Here are few recommendations (adapted from the same paper) for countries with low product sophistication to escape “low-product trap” :

  • Many of the products exported by these countries are nature-made and subject to decreasing returns. Only industrialization can create an effective agricultural sector. None of these countries will ever get rich without an industrial and an advanced service sector.
  • In the traditional trap literature (à la Nelson and Myrdal) there were two ways to escape from the low-level equilibrium trap. First, per capita income must be raised, in one go, to the point where the trap would not force income per capita down again to the subsistence level.
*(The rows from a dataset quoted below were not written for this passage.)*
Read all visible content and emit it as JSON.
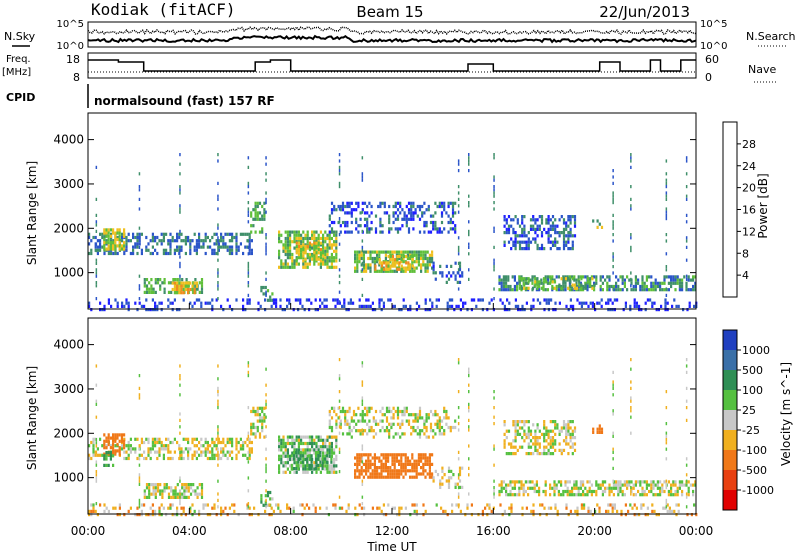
{
  "header": {
    "title_left": "Kodiak (fitACF)",
    "title_center": "Beam 15",
    "title_right": "22/Jun/2013"
  },
  "noise_panel": {
    "left_label": "N.Sky",
    "right_label": "N.Search",
    "left_ticks": [
      "10^5",
      "10^0"
    ],
    "right_ticks": [
      "10^5",
      "10^0"
    ]
  },
  "freq_panel": {
    "left_label_1": "Freq.",
    "left_label_2": "[MHz]",
    "right_label": "Nave",
    "left_ticks": [
      "18",
      "8"
    ],
    "right_ticks": [
      "60",
      "0"
    ]
  },
  "cpid": {
    "label": "CPID",
    "text": "normalsound (fast) 157 RF"
  },
  "x_axis": {
    "ticks": [
      "00:00",
      "04:00",
      "08:00",
      "12:00",
      "16:00",
      "20:00",
      "00:00"
    ],
    "label": "Time UT"
  },
  "range_axis": {
    "label": "Slant Range [km]",
    "ticks": [
      "1000",
      "2000",
      "3000",
      "4000"
    ]
  },
  "power_colorbar": {
    "label": "Power [dB]",
    "ticks": [
      "4",
      "8",
      "12",
      "16",
      "20",
      "24",
      "28"
    ],
    "colors": [
      "#1f1fff",
      "#2b55c9",
      "#3f8f6a",
      "#5fbf3a",
      "#f0c020",
      "#f08a1e",
      "#e84a18",
      "#e00000"
    ]
  },
  "velocity_colorbar": {
    "label": "Velocity [m s^-1]",
    "ticks": [
      "1000",
      "500",
      "100",
      "25",
      "-25",
      "-100",
      "-500",
      "-1000"
    ],
    "colors": [
      "#2040c0",
      "#3a70a8",
      "#2f8f55",
      "#55c040",
      "#c8c8c8",
      "#f0b020",
      "#f07818",
      "#e84010",
      "#e00000"
    ]
  },
  "chart_data": [
    {
      "type": "heatmap",
      "title": "Power",
      "xlabel": "Time UT",
      "ylabel": "Slant Range [km]",
      "xlim": [
        0,
        24
      ],
      "ylim": [
        180,
        4600
      ],
      "colorbar_label": "Power [dB]",
      "colorbar_range": [
        0,
        30
      ],
      "patches": [
        {
          "t0": 0.0,
          "t1": 6.5,
          "r0": 1450,
          "r1": 1900,
          "v": 8,
          "d": 0.55
        },
        {
          "t0": 0.6,
          "t1": 1.4,
          "r0": 1500,
          "r1": 2000,
          "v": 16,
          "d": 0.7
        },
        {
          "t0": 2.2,
          "t1": 4.5,
          "r0": 560,
          "r1": 880,
          "v": 12,
          "d": 0.6
        },
        {
          "t0": 3.3,
          "t1": 4.3,
          "r0": 560,
          "r1": 800,
          "v": 18,
          "d": 0.7
        },
        {
          "t0": 6.4,
          "t1": 7.0,
          "r0": 1900,
          "r1": 2600,
          "v": 12,
          "d": 0.55
        },
        {
          "t0": 6.8,
          "t1": 7.3,
          "r0": 400,
          "r1": 700,
          "v": 12,
          "d": 0.45
        },
        {
          "t0": 7.5,
          "t1": 9.8,
          "r0": 1100,
          "r1": 1950,
          "v": 14,
          "d": 0.75
        },
        {
          "t0": 8.2,
          "t1": 9.3,
          "r0": 1300,
          "r1": 1700,
          "v": 18,
          "d": 0.55
        },
        {
          "t0": 9.5,
          "t1": 14.5,
          "r0": 1950,
          "r1": 2600,
          "v": 6,
          "d": 0.4
        },
        {
          "t0": 10.5,
          "t1": 13.6,
          "r0": 1000,
          "r1": 1500,
          "v": 14,
          "d": 0.72
        },
        {
          "t0": 11.3,
          "t1": 12.8,
          "r0": 1050,
          "r1": 1400,
          "v": 18,
          "d": 0.55
        },
        {
          "t0": 13.6,
          "t1": 14.8,
          "r0": 800,
          "r1": 1250,
          "v": 6,
          "d": 0.35
        },
        {
          "t0": 16.4,
          "t1": 19.2,
          "r0": 1550,
          "r1": 2300,
          "v": 6,
          "d": 0.45
        },
        {
          "t0": 16.2,
          "t1": 24.0,
          "r0": 620,
          "r1": 940,
          "v": 10,
          "d": 0.6
        },
        {
          "t0": 17.0,
          "t1": 20.0,
          "r0": 620,
          "r1": 900,
          "v": 14,
          "d": 0.45
        },
        {
          "t0": 19.9,
          "t1": 20.3,
          "r0": 2000,
          "r1": 2200,
          "v": 14,
          "d": 0.6
        },
        {
          "t0": 0.0,
          "t1": 24.0,
          "r0": 180,
          "r1": 420,
          "v": 4,
          "d": 0.3
        }
      ],
      "streaks": [
        {
          "t": 0.3
        },
        {
          "t": 2.0
        },
        {
          "t": 3.6
        },
        {
          "t": 5.1
        },
        {
          "t": 6.3
        },
        {
          "t": 7.0
        },
        {
          "t": 9.9
        },
        {
          "t": 10.8
        },
        {
          "t": 14.6
        },
        {
          "t": 15.0
        },
        {
          "t": 16.0
        },
        {
          "t": 20.7
        },
        {
          "t": 21.4
        },
        {
          "t": 22.8
        },
        {
          "t": 23.6
        }
      ]
    },
    {
      "type": "heatmap",
      "title": "Velocity",
      "xlabel": "Time UT",
      "ylabel": "Slant Range [km]",
      "xlim": [
        0,
        24
      ],
      "ylim": [
        180,
        4600
      ],
      "colorbar_label": "Velocity [m s^-1]",
      "colorbar_range": [
        -1000,
        1000
      ],
      "patches": [
        {
          "t0": 0.0,
          "t1": 6.5,
          "r0": 1450,
          "r1": 1900,
          "v": 0,
          "d": 0.5
        },
        {
          "t0": 0.6,
          "t1": 1.4,
          "r0": 1500,
          "r1": 2000,
          "v": -300,
          "d": 0.6
        },
        {
          "t0": 0.6,
          "t1": 1.0,
          "r0": 1300,
          "r1": 1600,
          "v": 150,
          "d": 0.5
        },
        {
          "t0": 2.2,
          "t1": 4.5,
          "r0": 560,
          "r1": 880,
          "v": 0,
          "d": 0.6
        },
        {
          "t0": 6.4,
          "t1": 7.0,
          "r0": 1900,
          "r1": 2600,
          "v": 0,
          "d": 0.55
        },
        {
          "t0": 6.8,
          "t1": 7.3,
          "r0": 400,
          "r1": 700,
          "v": 60,
          "d": 0.45
        },
        {
          "t0": 7.5,
          "t1": 9.8,
          "r0": 1100,
          "r1": 1950,
          "v": 60,
          "d": 0.75
        },
        {
          "t0": 8.0,
          "t1": 9.6,
          "r0": 1200,
          "r1": 1600,
          "v": 150,
          "d": 0.5
        },
        {
          "t0": 9.5,
          "t1": 14.5,
          "r0": 1950,
          "r1": 2600,
          "v": 0,
          "d": 0.4
        },
        {
          "t0": 10.5,
          "t1": 13.6,
          "r0": 1000,
          "r1": 1550,
          "v": -300,
          "d": 0.75
        },
        {
          "t0": 13.6,
          "t1": 14.8,
          "r0": 800,
          "r1": 1250,
          "v": 0,
          "d": 0.3
        },
        {
          "t0": 16.4,
          "t1": 19.2,
          "r0": 1550,
          "r1": 2300,
          "v": 0,
          "d": 0.45
        },
        {
          "t0": 16.2,
          "t1": 24.0,
          "r0": 620,
          "r1": 940,
          "v": 0,
          "d": 0.6
        },
        {
          "t0": 19.9,
          "t1": 20.3,
          "r0": 2000,
          "r1": 2200,
          "v": -300,
          "d": 0.6
        },
        {
          "t0": 0.0,
          "t1": 24.0,
          "r0": 180,
          "r1": 420,
          "v": -60,
          "d": 0.25
        }
      ],
      "streaks": [
        {
          "t": 0.3
        },
        {
          "t": 2.0
        },
        {
          "t": 3.6
        },
        {
          "t": 5.1
        },
        {
          "t": 6.3
        },
        {
          "t": 7.0
        },
        {
          "t": 9.9
        },
        {
          "t": 10.8
        },
        {
          "t": 14.6
        },
        {
          "t": 15.0
        },
        {
          "t": 16.0
        },
        {
          "t": 20.7
        },
        {
          "t": 21.4
        },
        {
          "t": 22.8
        },
        {
          "t": 23.6
        }
      ]
    }
  ]
}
Second, the growth rate of population must decline (e.g., reduction in the birth rate or emigration), and/or that of national income increase (e.g., through technical progress or capital from abroad).Industrialization greatly increases a country’s ability to sustain a large population.
  • To a certain extent and under this view, some of these countries may need a “big push,” that is, a planned large-scale expansion of a wide range of economic activities and achieve a “critical minimum effort” (investment requirements to raise per capita income to the level beyond which the further growth of per capita income will not be associated with income-depressing forces exceeding income raising forces).
  • The above will not be enough: simply “pumping money” will not help unless a critical mass in an increasing returns sector is created. These countries will need their governments to take “strategic bets” by getting directly involved in the development of new sectors (big leaps). This, however, will be difficult for many countries in this group, as, by definition, they lack the required capabilities. These capabilities are: (i) human and physical capital, the legal system, institutions, etc. that are needed to produce a product (hence, they are product-specific, not just a set of amorphous factor inputs); (ii) at the firm level, they are the “know-how” and working practices held collectively by the group of individuals comprising the firm; and (iii) the organizational abilities that provide the capacity to form, manage, and operate activities that involve large numbers of people.
  • For this reason, it is imperative that these countries focus their efforts on accumulating new capabilities. This will require: (i) human capital to acquire skills, technology, and knowledge (in many cases, basic management, accounting, and record keeping); (ii) a higher drive to diversify and to increase sophistication by embracing a realistic industrial vision; and (iii) improvement in organizational abilities (e.g., firm-level organization).